Description
2 volumes, 8vo. pp. xii, 440; xii, [441]-911. 20 plates (1 tinted lithograph, 2 steel engraved portraits & 17 wood-engravings), 7 maps (3 folding 1 in rear pocket, 2 double-page) & numerous text illustrations and maps (several full-page). Bound in brown gilt-decorated pebbled cloth, spine extremities and hinges worn, internally very good. Front hinge of Volume 2 cracked, with tissue guard removed. All maps and illustrations present, including folding map in the rear pocket of Volume I.

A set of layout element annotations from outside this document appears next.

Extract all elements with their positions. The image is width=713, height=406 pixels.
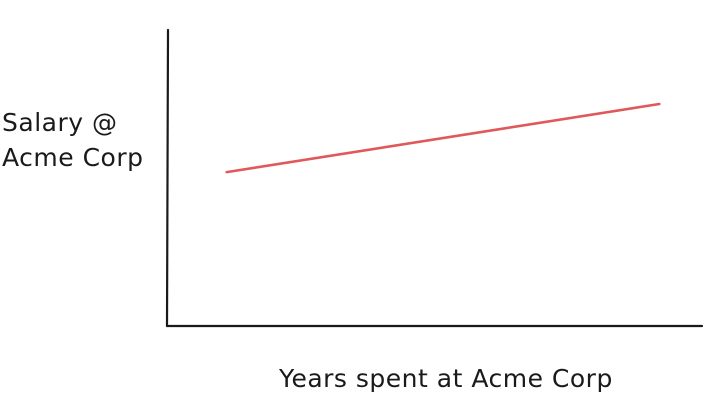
y-axis-label-line-1: Salary @	[2, 108, 117, 137]
series-line-1	[225, 102, 661, 174]
y-axis-label: Salary @ Acme Corp	[2, 108, 144, 172]
y-axis	[165, 28, 170, 328]
x-axis-label: Years spent at Acme Corp	[278, 364, 613, 393]
x-axis	[165, 324, 704, 328]
series-layer	[225, 102, 661, 174]
y-axis-label-line-2: Acme Corp	[2, 143, 144, 172]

“George W. De Long (1844-81) was a US Navy officer who set out to find a new route to the North Pole via the Bering Strait. During his voyage, which left San Francisco in 1879, he claimed the De Long Islands for the USA. But when his vessel, the Jeannette, sank, the crew abandoned ship, and he eventually died of starvation in Siberia. Compiled by his wife from his journals and the testimony of the survivors, these two volumes document De Long”s doomed expedition. First published in 1883, Volume 2 records the Jeannette”s final wreckage, and the crew”s continuation of their perilous mission in smaller boats. It concludes with the discovery of De Long”s records, and later his remains, by surviving crew member George Melville. Providing a vivid account of nineteenth-century polar exploration, it remains of great interest to scholars of geography and maritime studies.”